According to her: “If you complain that you are weak, they will tell you that it is not allowed to be lazy. We were maltreated. They detested our colour. We could not rest. I spent only one year and one month in Lebanon, but it looked like ten years”, Ibukun said.

More interesting, perhaps, is the case of one Adedolapo Mariam, who abandoned her National Diploma programme in Nigeria to take the leap that later became a tale of “had I known”.

She described the work as wickedness in display, cleaning services that required them to even scrub ceilings and outer walls. All for free, of course.

The girls were simply opportunity costs for a thousand and one mundane engagements, as their bosses would tell them that they would not get paid because a birthday party was more deserving of attention.

The condition was so horrific that the girls would not dare complain to avoid further troubles. Adedolapo said a lady was given bleach to drink by her boss, and would have died but for quick interventions.

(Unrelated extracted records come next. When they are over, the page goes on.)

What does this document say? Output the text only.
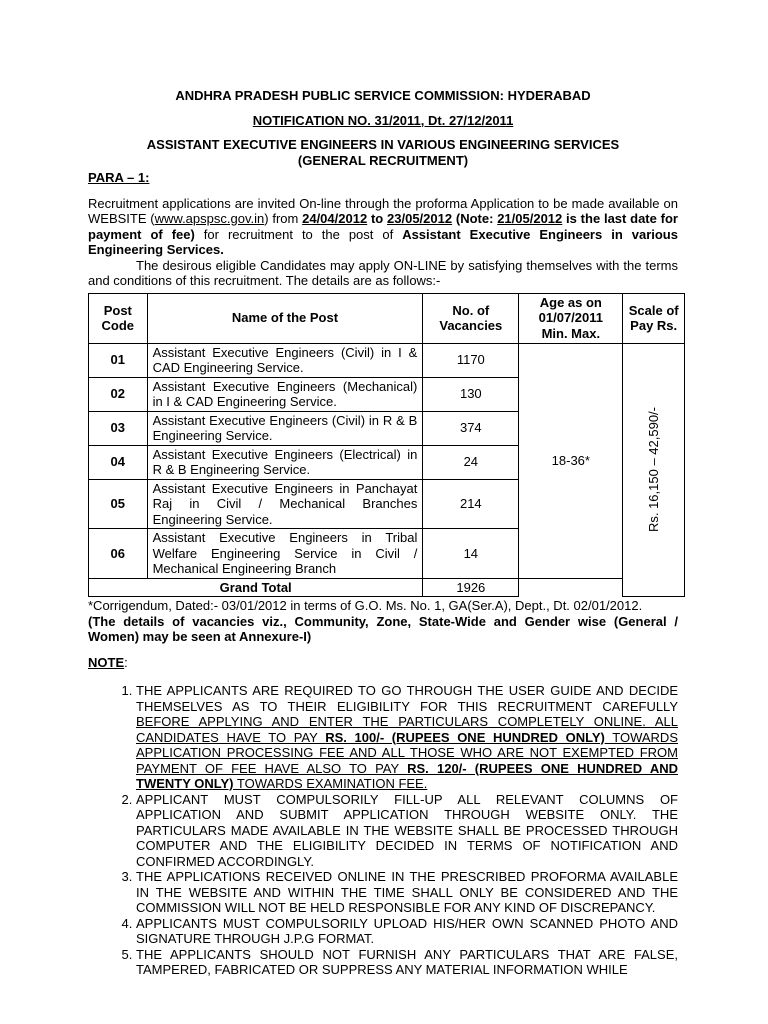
ANDHRA PRADESH PUBLIC SERVICE COMMISSION: HYDERABAD

NOTIFICATION NO. 31/2011, Dt. 27/12/2011

ASSISTANT EXECUTIVE ENGINEERS IN VARIOUS ENGINEERING SERVICES

(GENERAL RECRUITMENT)

PARA – 1:

Recruitment applications are invited On-line through the proforma Application to be made available on WEBSITE (www.apspsc.gov.in) from 24/04/2012 to 23/05/2012 (Note: 21/05/2012 is the last date for payment of fee) for recruitment to the post of Assistant Executive Engineers in various Engineering Services.

The desirous eligible Candidates may apply ON-LINE by satisfying themselves with the terms and conditions of this recruitment. The details are as follows:-

Post Code	Name of the Post	No. of Vacancies	Age as on 01/07/2011 Min. Max.	Scale of Pay Rs.
01	Assistant Executive Engineers (Civil) in I & CAD Engineering Service.	1170	18-36*	Rs. 16,150 – 42,590/-

02	Assistant Executive Engineers (Mechanical) in I & CAD Engineering Service.	130		
03	Assistant Executive Engineers (Civil) in R & B Engineering Service.	374		
04	Assistant Executive Engineers (Electrical) in R & B Engineering Service.	24		
05	Assistant Executive Engineers in Panchayat Raj in Civil / Mechanical Branches Engineering Service.	214		
06	Assistant Executive Engineers in Tribal Welfare Engineering Service in Civil / Mechanical Engineering Branch	14		
Grand Total		1926		

*Corrigendum, Dated:- 03/01/2012 in terms of G.O. Ms. No. 1, GA(Ser.A), Dept., Dt. 02/01/2012.

(The details of vacancies viz., Community, Zone, State-Wide and Gender wise (General / Women) may be seen at Annexure-I)

NOTE:

1. THE APPLICANTS ARE REQUIRED TO GO THROUGH THE USER GUIDE AND DECIDE THEMSELVES AS TO THEIR ELIGIBILITY FOR THIS RECRUITMENT CAREFULLY BEFORE APPLYING AND ENTER THE PARTICULARS COMPLETELY ONLINE. ALL CANDIDATES HAVE TO PAY RS. 100/- (RUPEES ONE HUNDRED ONLY) TOWARDS APPLICATION PROCESSING FEE AND ALL THOSE WHO ARE NOT EXEMPTED FROM PAYMENT OF FEE HAVE ALSO TO PAY RS. 120/- (RUPEES ONE HUNDRED AND TWENTY ONLY) TOWARDS EXAMINATION FEE.
2. APPLICANT MUST COMPULSORILY FILL-UP ALL RELEVANT COLUMNS OF APPLICATION AND SUBMIT APPLICATION THROUGH WEBSITE ONLY. THE PARTICULARS MADE AVAILABLE IN THE WEBSITE SHALL BE PROCESSED THROUGH COMPUTER AND THE ELIGIBILITY DECIDED IN TERMS OF NOTIFICATION AND CONFIRMED ACCORDINGLY.
3. THE APPLICATIONS RECEIVED ONLINE IN THE PRESCRIBED PROFORMA AVAILABLE IN THE WEBSITE AND WITHIN THE TIME SHALL ONLY BE CONSIDERED AND THE COMMISSION WILL NOT BE HELD RESPONSIBLE FOR ANY KIND OF DISCREPANCY.
4. APPLICANTS MUST COMPULSORILY UPLOAD HIS/HER OWN SCANNED PHOTO AND SIGNATURE THROUGH J.P.G FORMAT.
5. THE APPLICANTS SHOULD NOT FURNISH ANY PARTICULARS THAT ARE FALSE, TAMPERED, FABRICATED OR SUPPRESS ANY MATERIAL INFORMATION WHILE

Some people who could not bear the hardship of menial jobs, in a bid for survival, were trafficked into doing what they call “sharamuta”, which is prostitution.

The Diaspora Focal Officer for Osun State, Titi Fadahunsi-Ajayi, in an interview said that when a letter came in from the Nigerian In Diaspora Commission to Oyetola, asking for help in evacuating some of Osun State citizens stranded in Lebanon, “it was almost as though he left everything he was doing at that instance and indeed for the day, to attend to the distress call. That same day, logistics were reeled out for the repatriation of the girls. Such was the passion of a father to her see her marooned daughter rescued alive and returned home safe.

“Like the proverbial father of the prodigal son, standing at his door mouth and gazing into empty space in anticipation of his son’s return; like the father ran a distance when he sighted his son from afar;  Oyetola looked forward to the return of these ladies since he was notified of their ordeals, funding their trip back to Nigeria and even empowering them at their return.

“An antithesis of a breached assurance of economic emancipation eventually ended in a surrealist episode of fulfilled promises. Oyetola’s financing of the repatriation of the girls and empowering them attest to the fact that with Oyetola, all lives matter, indeed,” she said.